By Ashley Roth
NASHVILLE, TN — New photography book explores the relationship between music and the South.
Cold Hot, a new book by Brazilian journalist and photographer Sergio Poroger, documents his seventeen day tour of seven Southern cities, including Nashville, Tennessee. Poroger said, “I want the book to be a guide; I want people to recreate my trip.”
Travel originally inspired Poroger to begin the book. He’d dreamt of an American road trip since childhood.
“Other than just doing a book about a road trip, I needed something else to hold the book down,” Poroger remembered, “Someone asked me, ‘Other than traveling and photography, what is your passion?’”
His answer was music.
“I put together these passions: music, photography, and traveling. I researched for a year and found the South to be the region in the US with the strongest influence of music,” Poroger noted. The entire book was shaped by a quest to find “the musicality of the South.”
Poroger’s journey led to several surprising discoveries beyond the obvious correlations of music and the Southern region.
“When I left Brazil in December of 2014, I was prepared to simply make a book about the musicality of the region. But, instead, I was confronted by a different America than Brazilians are used to seeing in places like New York City, Miami, and Los Angeles. I found a region full of contrast—poor and humble scenery next to super developed museums and brilliant architecture. I also found people with a true love of their region.”
This concept of duality and contrast is the driving force of the book. The book’s center photograph, the one that divides the pictures into warm and cool images, conveys this reoccurring theme. The photography is of a set of knobs found in a bathroom at the Shack Up Inn in Clarksdale, Mississippi, a town known for the legend of blues musician Robert Johnson selling his soul at the Crossroads. The words hot and cold are crudely etched above the knobs. Poroger was moved by this image, and used that same writing for the book’s cover.

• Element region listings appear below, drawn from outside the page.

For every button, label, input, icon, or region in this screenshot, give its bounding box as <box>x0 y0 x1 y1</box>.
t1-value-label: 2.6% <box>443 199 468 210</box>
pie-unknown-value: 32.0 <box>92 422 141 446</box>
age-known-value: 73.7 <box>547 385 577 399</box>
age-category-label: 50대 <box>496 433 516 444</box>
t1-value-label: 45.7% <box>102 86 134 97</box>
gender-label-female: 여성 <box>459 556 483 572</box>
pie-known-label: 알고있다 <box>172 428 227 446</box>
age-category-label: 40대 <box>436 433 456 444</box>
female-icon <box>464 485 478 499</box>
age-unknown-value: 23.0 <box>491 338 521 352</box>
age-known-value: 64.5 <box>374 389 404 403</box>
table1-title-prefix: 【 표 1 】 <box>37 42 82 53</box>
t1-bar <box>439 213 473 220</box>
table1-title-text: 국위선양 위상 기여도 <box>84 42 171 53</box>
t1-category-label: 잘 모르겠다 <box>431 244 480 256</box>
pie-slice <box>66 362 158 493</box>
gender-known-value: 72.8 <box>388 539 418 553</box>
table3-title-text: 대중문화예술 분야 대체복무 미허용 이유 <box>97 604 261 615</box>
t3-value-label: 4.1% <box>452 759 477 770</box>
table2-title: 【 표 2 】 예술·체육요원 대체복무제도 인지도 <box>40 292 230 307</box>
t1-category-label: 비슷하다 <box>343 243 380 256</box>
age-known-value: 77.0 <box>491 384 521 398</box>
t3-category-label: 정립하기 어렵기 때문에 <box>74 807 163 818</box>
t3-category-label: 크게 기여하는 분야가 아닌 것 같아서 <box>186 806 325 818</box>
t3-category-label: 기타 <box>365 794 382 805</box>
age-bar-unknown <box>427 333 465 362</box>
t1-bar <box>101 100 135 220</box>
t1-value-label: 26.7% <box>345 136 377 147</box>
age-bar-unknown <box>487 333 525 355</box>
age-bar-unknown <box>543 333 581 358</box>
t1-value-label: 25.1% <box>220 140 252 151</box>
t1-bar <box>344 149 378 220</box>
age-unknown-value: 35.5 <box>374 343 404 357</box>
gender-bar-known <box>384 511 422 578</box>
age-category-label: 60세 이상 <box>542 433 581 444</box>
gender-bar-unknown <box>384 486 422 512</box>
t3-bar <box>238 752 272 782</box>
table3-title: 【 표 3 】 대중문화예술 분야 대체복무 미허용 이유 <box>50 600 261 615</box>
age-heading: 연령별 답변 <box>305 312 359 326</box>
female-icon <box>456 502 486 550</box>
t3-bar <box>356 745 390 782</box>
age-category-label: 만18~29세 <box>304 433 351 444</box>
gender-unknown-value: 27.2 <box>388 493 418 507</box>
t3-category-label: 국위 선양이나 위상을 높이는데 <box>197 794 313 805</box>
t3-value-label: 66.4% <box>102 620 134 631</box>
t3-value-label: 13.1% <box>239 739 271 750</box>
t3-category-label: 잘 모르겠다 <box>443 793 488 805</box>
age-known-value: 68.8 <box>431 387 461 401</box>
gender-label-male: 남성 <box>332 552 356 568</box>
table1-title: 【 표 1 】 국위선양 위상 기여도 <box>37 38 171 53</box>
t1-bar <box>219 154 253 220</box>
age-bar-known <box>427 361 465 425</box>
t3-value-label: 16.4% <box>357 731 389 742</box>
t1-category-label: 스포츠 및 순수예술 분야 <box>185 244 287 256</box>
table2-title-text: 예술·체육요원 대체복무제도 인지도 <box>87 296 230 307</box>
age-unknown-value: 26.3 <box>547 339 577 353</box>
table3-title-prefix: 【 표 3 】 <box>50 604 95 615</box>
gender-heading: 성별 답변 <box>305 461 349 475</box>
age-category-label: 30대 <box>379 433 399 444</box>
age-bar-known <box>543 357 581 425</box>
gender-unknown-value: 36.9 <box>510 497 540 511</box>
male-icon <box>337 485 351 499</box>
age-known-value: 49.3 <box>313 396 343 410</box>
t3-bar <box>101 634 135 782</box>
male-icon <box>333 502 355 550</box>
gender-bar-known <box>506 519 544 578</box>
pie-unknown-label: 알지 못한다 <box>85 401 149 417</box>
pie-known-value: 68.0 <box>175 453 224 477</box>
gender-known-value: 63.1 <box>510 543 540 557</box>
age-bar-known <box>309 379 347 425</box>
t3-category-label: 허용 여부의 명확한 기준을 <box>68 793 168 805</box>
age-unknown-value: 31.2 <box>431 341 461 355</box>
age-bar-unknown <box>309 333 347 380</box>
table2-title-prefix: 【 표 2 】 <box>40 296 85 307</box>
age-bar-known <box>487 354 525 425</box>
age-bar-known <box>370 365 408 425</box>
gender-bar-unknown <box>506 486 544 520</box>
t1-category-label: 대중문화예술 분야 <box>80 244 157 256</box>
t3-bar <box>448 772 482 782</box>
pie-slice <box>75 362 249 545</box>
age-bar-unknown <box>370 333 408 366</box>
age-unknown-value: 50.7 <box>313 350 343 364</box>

The book’s cool images are blue-toned photographs of architecture, bridges, winter scenery; the warmer shots are red and fiery scenes in bars, people kissing and hugging, and music garages all over the South.
Nashville’s photos are in the “Hot” section. Poroger wanted to find the less obvious images in Music City.
“Instead of taking pictures of bands playing, I took a picture of a policeman smiling next to where the music was happening.” Poroger was surprised by how Nashville’s policeman enjoyed being photographed, something that set the city apart from the others.
Poorer employed this same approach to all the cities he visited. He preferred to find ways music influenced “people’s habits, living, and their surroundings.”
Music and life connected in all seven cities. In Clarksdale, there was John “Razorblade” Stewart, whose soulful blues was influenced by real struggles. Poroger and Stewart met on the book tour at the Delta Blues Museum, where Stewart said how important it was to have a book like this, to pass down Southern music to kids “before it’s gone forever.”
Some connections between the mundane and the musical were more subtle. Page 44 and 45 capture strolling brass musicians and delivery men walking in the exact same stance.
Poroger celebrated Cold Hot with a tour retracing the book’s trip. Nashville’s event took place on March 1st at Music City Bar and Grill from 7-10pm. Local country musicians spoke about the book’s legacy and its role in preserving the South’s musical heritage, including Nashville’s own musical history.
Poroger has been interviewed on Brazilian television, and has sold the book to several Europeans eager to take it home with them. After the tour, Poorer will be interviewed on TV Global, a station available in several countries.
“I want to make a book that is for the world.”